Wednesday, 11 February 2009

Becker and Murphy on the stimulus package

Given that the government has just announced that it will waste $500 million of taxpayers money on our very own stimulus package, it may have helped if John Key had read the recent Wall Street Journal article by Gary S. Becker, the 1992 Nobel economics laureate, a professor of economics at the University of Chicago and senior fellow at the Hoover Institution, and Kevin M. Murphy, a MacArthur Fellow, an economics professor at the University of Chicago and a senior fellow at the Hoover Institution, before making such an announcement.

Becker and Murphy make the obvious, to everyone but the government, point that There's No Stimulus Free Lunch: It's hard to spend wise and spend fast. Becker and Murphy ask the question
How much will the stimulus package moving in Congress really stimulate the economy?
This seems an important question. They look at the spending parts of the House and Senate bills -- over US$500 billion -- and assessed the quantitative effects of four basic factors.
  1. How much increase in Gross Domestic Product (GDP) can be expected from the stimulus package?
  2. The increased government spending in the stimulus package is supposed to be only temporary, until the economy returns to a full employment level, but probably won't be.
  3. The effects on consumers and businesses of the stimulus package depend not only on the stimulus to short-term GDP, but also on how valuable the spending is.
  4. There are no free lunches in spending, public or private.
On the first point they say:
So our conclusion is that the net stimulus to short-term GDP will not be zero, and will be positive, but the stimulus is likely to be modest in magnitude. Some economists have assumed that every $1 billion spent by the government through the stimulus package would raise short-term GDP by $1.5 billion. Or, in economics jargon, that the multiplier is 1.5.

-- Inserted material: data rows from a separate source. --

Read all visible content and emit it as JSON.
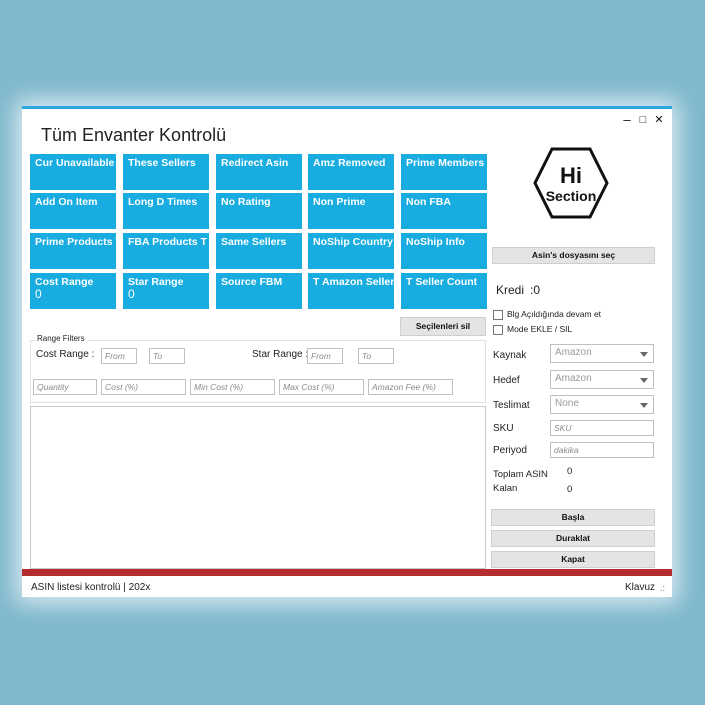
{
  "window": {
    "title": "Tüm Envanter Kontrolü",
    "controls": {
      "minimize": "–",
      "maximize": "□",
      "close": "✕"
    }
  },
  "tiles": [
    {
      "label": "Cur Unavailable"
    },
    {
      "label": "These Sellers"
    },
    {
      "label": "Redirect Asin"
    },
    {
      "label": "Amz Removed"
    },
    {
      "label": "Prime Members"
    },
    {
      "label": "Add On Item"
    },
    {
      "label": "Long D Times"
    },
    {
      "label": "No Rating"
    },
    {
      "label": "Non Prime"
    },
    {
      "label": "Non FBA"
    },
    {
      "label": "Prime Products T"
    },
    {
      "label": "FBA Products T"
    },
    {
      "label": "Same Sellers"
    },
    {
      "label": "NoShip Country"
    },
    {
      "label": "NoShip Info"
    },
    {
      "label": "Cost Range",
      "value": "0"
    },
    {
      "label": "Star Range",
      "value": "0"
    },
    {
      "label": "Source FBM"
    },
    {
      "label": "T Amazon Seller"
    },
    {
      "label": "T Seller Count"
    }
  ],
  "clear_selected_label": "Seçilenleri sil",
  "range_filters": {
    "group_label": "Range Filters",
    "cost_range_label": "Cost Range :",
    "star_range_label": "Star Range :",
    "from_placeholder": "From",
    "to_placeholder": "To",
    "quantity_placeholder": "Quantity",
    "cost_pct_placeholder": "Cost (%)",
    "min_cost_placeholder": "Min Cost (%)",
    "max_cost_placeholder": "Max Cost (%)",
    "amazon_fee_placeholder": "Amazon Fee (%)"
  },
  "logo": {
    "line1": "Hi",
    "line2": "Section"
  },
  "right_panel": {
    "select_asin_file_label": "Asin's dosyasını seç",
    "credit_label": "Kredi",
    "credit_value": ":0",
    "checkbox_continue": "Blg Açıldığında devam et",
    "checkbox_mode": "Mode EKLE / SIL",
    "source_label": "Kaynak",
    "source_value": "Amazon",
    "target_label": "Hedef",
    "target_value": "Amazon",
    "delivery_label": "Teslimat",
    "delivery_value": "None",
    "sku_label": "SKU",
    "sku_placeholder": "SKU",
    "period_label": "Periyod",
    "period_placeholder": "dakika",
    "total_asin_label": "Toplam ASIN",
    "total_asin_value": "0",
    "remaining_label": "Kalan",
    "remaining_value": "0",
    "start_label": "Başla",
    "pause_label": "Duraklat",
    "close_label": "Kapat"
  },
  "status": {
    "left_text": "ASIN listesi kontrolü | 202x",
    "right_text": "Klavuz",
    "grip": ".:"
  },
  "colors": {
    "tile": "#18ace1",
    "accent_top": "#2ea7dd",
    "status_line": "#b42d2d",
    "background": "#7fb8cd"
  }
}
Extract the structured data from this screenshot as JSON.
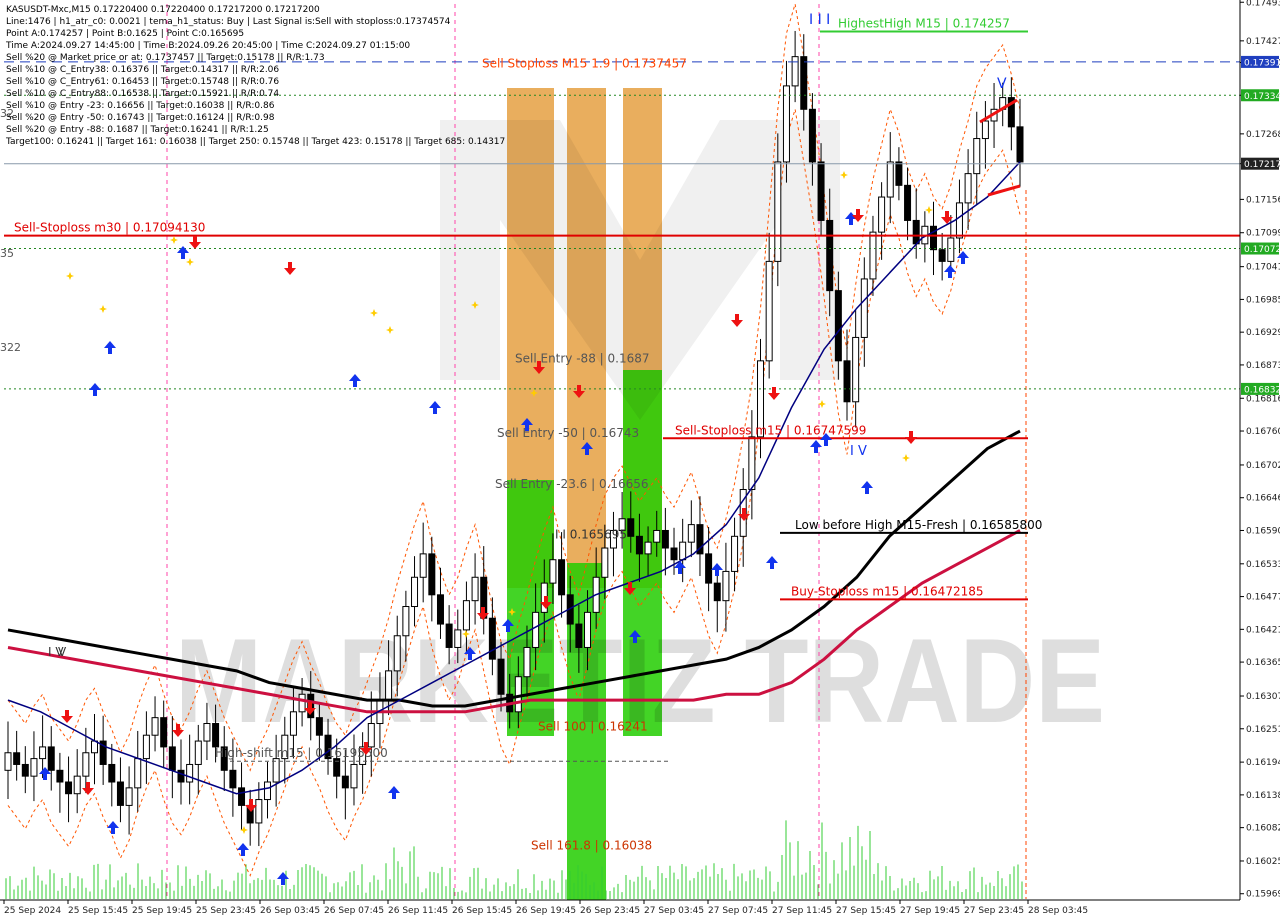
{
  "info_lines": [
    "KASUSDT-Mxc,M15  0.17220400 0.17220400 0.17217200 0.17217200",
    "Line:1476 | h1_atr_c0: 0.0021 | tema_h1_status: Buy | Last Signal is:Sell with stoploss:0.17374574",
    "Point A:0.174257 | Point B:0.1625 | Point C:0.165695",
    "Time A:2024.09.27 14:45:00 | Time B:2024.09.26 20:45:00 | Time C:2024.09.27 01:15:00",
    "Sell %20 @ Market price or at: 0.1737457 || Target:0.15178 || R/R:1.73",
    "Sell %10 @ C_Entry38: 0.16376 || Target:0.14317 || R/R:2.06",
    "Sell %10 @ C_Entry61: 0.16453 || Target:0.15748 || R/R:0.76",
    "Sell %10 @ C_Entry88: 0.16538 || Target:0.15921 || R/R:0.74",
    "Sell %10 @ Entry -23: 0.16656 || Target:0.16038 || R/R:0.86",
    "Sell %20 @ Entry -50: 0.16743 || Target:0.16124 || R/R:0.98",
    "Sell %20 @ Entry -88: 0.1687 || Target:0.16241 || R/R:1.25",
    "Target100: 0.16241 || Target 161: 0.16038 || Target 250: 0.15748 || Target 423: 0.15178 || Target 685: 0.14317"
  ],
  "watermark": "MARKETIZ TRADE",
  "levels": [
    {
      "label": "HighestHigh   M15 | 0.174257",
      "value": 0.17443,
      "color": "#33cc33"
    },
    {
      "label": "Sell Stoploss M15 1.9 | 0.1737457",
      "value": 0.17374574,
      "color": "#ff4400"
    },
    {
      "label": "Sell-Stoploss m30 | 0.17094130",
      "value": 0.1709413,
      "color": "#e00000"
    },
    {
      "label": "Sell Entry -88 | 0.1687",
      "value": 0.1687,
      "color": "#555555"
    },
    {
      "label": "Sell-Stoploss m15 | 0.16747599",
      "value": 0.16747599,
      "color": "#e00000"
    },
    {
      "label": "Sell Entry -50 | 0.16743",
      "value": 0.16743,
      "color": "#555555"
    },
    {
      "label": "I I 0.165695",
      "value": 0.165695,
      "color": "#333333"
    },
    {
      "label": "Sell Entry -23.6 | 0.16656",
      "value": 0.16656,
      "color": "#555555"
    },
    {
      "label": "Low before High   M15-Fresh | 0.16585800",
      "value": 0.165858,
      "color": "#000000"
    },
    {
      "label": "Buy-Stoploss m15 | 0.16472185",
      "value": 0.16472185,
      "color": "#e00000"
    },
    {
      "label": "Sell 100 | 0.16241",
      "value": 0.16241,
      "color": "#cc3300"
    },
    {
      "label": "High-shift m15 | 0.16195500",
      "value": 0.161955,
      "color": "#555555"
    },
    {
      "label": "Sell 161.8 | 0.16038",
      "value": 0.16038,
      "color": "#cc3300"
    }
  ],
  "price_badges": [
    {
      "text": "0.17391",
      "value": 0.17391,
      "color": "#1f3fbf"
    },
    {
      "text": "0.17334",
      "value": 0.17334,
      "color": "#22aa22"
    },
    {
      "text": "0.17217",
      "value": 0.17217,
      "color": "#222222"
    },
    {
      "text": "0.17072",
      "value": 0.17072,
      "color": "#22aa22"
    },
    {
      "text": "0.16832",
      "value": 0.16832,
      "color": "#22aa22"
    }
  ],
  "left_clipped_labels": [
    "35",
    "322",
    "32"
  ],
  "markers": [
    "I I I",
    "V",
    "V",
    "I V",
    "I V"
  ],
  "chart_data": {
    "type": "candlestick",
    "symbol": "KASUSDT-Mxc",
    "timeframe": "M15",
    "ylim": [
      0.1596,
      0.1749
    ],
    "y_ticks": [
      "0.17493",
      "0.17427",
      "0.17390",
      "0.17334",
      "0.17268",
      "0.17217",
      "0.17156",
      "0.17099",
      "0.17041",
      "0.16985",
      "0.16929",
      "0.16873",
      "0.16816",
      "0.16760",
      "0.16702",
      "0.16646",
      "0.16590",
      "0.16533",
      "0.16477",
      "0.16421",
      "0.16365",
      "0.16307",
      "0.16251",
      "0.16194",
      "0.16138",
      "0.16082",
      "0.16025",
      "0.15969"
    ],
    "x_labels": [
      "25 Sep 2024",
      "25 Sep 15:45",
      "25 Sep 19:45",
      "25 Sep 23:45",
      "26 Sep 03:45",
      "26 Sep 07:45",
      "26 Sep 11:45",
      "26 Sep 15:45",
      "26 Sep 19:45",
      "26 Sep 23:45",
      "27 Sep 03:45",
      "27 Sep 07:45",
      "27 Sep 11:45",
      "27 Sep 15:45",
      "27 Sep 19:45",
      "27 Sep 23:45",
      "28 Sep 03:45"
    ],
    "close_path": [
      0.1621,
      0.1619,
      0.1617,
      0.162,
      0.1622,
      0.1618,
      0.1616,
      0.1614,
      0.1617,
      0.1621,
      0.1623,
      0.1619,
      0.1616,
      0.1612,
      0.1615,
      0.162,
      0.1624,
      0.1627,
      0.1622,
      0.1618,
      0.1616,
      0.1619,
      0.1623,
      0.1626,
      0.1622,
      0.1618,
      0.1615,
      0.1612,
      0.1609,
      0.1613,
      0.1616,
      0.162,
      0.1624,
      0.1628,
      0.1631,
      0.1627,
      0.1624,
      0.162,
      0.1617,
      0.1615,
      0.1619,
      0.1622,
      0.1626,
      0.163,
      0.1635,
      0.1641,
      0.1646,
      0.1651,
      0.1655,
      0.1648,
      0.1643,
      0.1639,
      0.1642,
      0.1647,
      0.1651,
      0.1644,
      0.1637,
      0.1631,
      0.1628,
      0.1634,
      0.1639,
      0.1645,
      0.165,
      0.1654,
      0.1648,
      0.1643,
      0.1639,
      0.1645,
      0.1651,
      0.1656,
      0.1659,
      0.1661,
      0.1658,
      0.1655,
      0.1657,
      0.1659,
      0.1656,
      0.1654,
      0.1657,
      0.166,
      0.1655,
      0.165,
      0.1647,
      0.1652,
      0.1658,
      0.1666,
      0.1675,
      0.1688,
      0.1705,
      0.1722,
      0.1735,
      0.174,
      0.1731,
      0.1722,
      0.1712,
      0.17,
      0.1688,
      0.1681,
      0.1692,
      0.1702,
      0.171,
      0.1716,
      0.1722,
      0.1718,
      0.1712,
      0.1708,
      0.1711,
      0.1707,
      0.1705,
      0.1709,
      0.1715,
      0.172,
      0.1726,
      0.1729,
      0.1731,
      0.1733,
      0.1728,
      0.1722
    ],
    "ema_slow": [
      0.1642,
      0.1641,
      0.164,
      0.1639,
      0.1638,
      0.1637,
      0.1636,
      0.1635,
      0.1633,
      0.1632,
      0.1631,
      0.163,
      0.163,
      0.1629,
      0.1629,
      0.163,
      0.1631,
      0.1632,
      0.1633,
      0.1634,
      0.1635,
      0.1636,
      0.1637,
      0.1639,
      0.1642,
      0.1646,
      0.1651,
      0.1658,
      0.1663,
      0.1668,
      0.1673,
      0.1676
    ],
    "ema_mid": [
      0.1639,
      0.1638,
      0.1637,
      0.1636,
      0.1635,
      0.1634,
      0.1633,
      0.1632,
      0.1631,
      0.163,
      0.1629,
      0.1628,
      0.1628,
      0.1628,
      0.1628,
      0.1629,
      0.163,
      0.163,
      0.163,
      0.163,
      0.163,
      0.163,
      0.1631,
      0.1631,
      0.1633,
      0.1637,
      0.1642,
      0.1646,
      0.165,
      0.1653,
      0.1656,
      0.1659
    ],
    "ema_fast": [
      0.163,
      0.1628,
      0.1625,
      0.1622,
      0.162,
      0.1618,
      0.1616,
      0.1614,
      0.1615,
      0.1618,
      0.1622,
      0.1627,
      0.163,
      0.1633,
      0.1636,
      0.1639,
      0.1642,
      0.1645,
      0.1648,
      0.165,
      0.1652,
      0.1655,
      0.166,
      0.1668,
      0.168,
      0.169,
      0.1697,
      0.1703,
      0.1709,
      0.1712,
      0.1716,
      0.1722
    ]
  },
  "colors": {
    "sell_zone_orange": "#e08c1a",
    "sell_zone_green": "#22cc00",
    "bull_candle": "#00aa00",
    "bear_candle": "#000000",
    "ema_fast": "#000080",
    "ema_mid": "#cc1040",
    "ema_slow": "#000000",
    "stoploss_line": "#e00000",
    "buy_arrow": "#1133ee",
    "sell_arrow": "#ee1111"
  }
}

That seems too optimistic given the nature of the spending programs being proposed. We believe a multiplier well below one seems much more likely.
About the second point they write:
The evidence of past expansions of government programs is just the opposite. Once created they tend to survive and grow over time, even when the increases initially were said to be temporary. The underlying reason for this is that interest groups develop around new and expanded programs, and they lobby to keep and expand those programs.

This implies that the spending programs in the stimulus package will continue to some extent after the economy has returned to full employment. The multiplier at that time will surely be much closer to zero. Looking several years ahead, then, the average stimulus from the expansion in government spending will be smaller, perhaps much smaller, than the short-term stimulus.
As Milton Friedman once put it "There is nothing more permanent then a temporary government program." On the third point Becker and Murphy say:
Whatever the merits of other government spending, the spending in this package is likely to have less value. A very large amount of money will be spent quickly over a two-year period: $500 billion amounts to about one-quarter of the total federal government annual spending of $2 trillion. It is extremely difficult for any group, private as well as public, to spend such a large sum wisely in a short period of time.

In addition, although politics play an important part in determining all government spending, political considerations are especially important in a spending package adopted quickly while the economy is reeling, and just after a popular president took office. Many Democrats saw the stimulus bill as a golden opportunity to enact spending items they've long desired. For this reason, various components of the package are unlikely to pass any reasonably stringent cost-benefit test.
Again, an example of the simple but important point that politics always overrides economics, no matter how bad the politics and how good the economics. As to the last point Becker and Murphy say:
The increased federal debt caused by this stimulus package has to be paid for eventually by higher taxes on households and businesses. Higher income and business taxes generally discourage effort and investments, and result in a larger social burden than the actual level of the tax revenue needed to finance the greater debt. The burden from higher taxes down the road has to be deducted both from any short-term stimulus provided by the spending program, and from its long-run effects on the economy.
These four points apply as much to New Zealand as they do to the US, so I would like to hear the government's reply to them. It is incumbent on both supporters, and opponents, of any stimulus package to evaluate each of these four factors. Has the government really done this? If so, what are their conclusions? If not, why not?


Matt Nolan said...

"Given that the government has just announced that it will waste $500 million of taxpayers money"

Supposedly they were going to waste this money at some point in the future anyway (it was all planned spending that has been moved forward) - at least they are doing it now when the price of these things is lower :P

Paul Walker said...

Matt: you may be right. But something tells me that the government will find other things to waste money on in the future, even if it isn't these particular projects.

Matt Nolan said...

Hi Paul,

The money the government wastes is still constrained by what it can legislate - implying that government waste partially indicates a preference by public for this waste to occur. If the government uses up projects now, there will be less they can push through later ...

Paul Walker said...

Matt: I fear you are right, the fact that government waste is occurring does indicates a preference by public for this waste. And why not? If the government will throw other people's money at you, why would you complain? But a lot of voters also think that free trade is a bad idea, do we really want to let them determine trade policy? The same is true with government spending, do we want people who like such spending determining the amount of spending that takes place? Bad politics will always win out over good economics. Isn't part of the job of the economist to point out the downside of bad politics?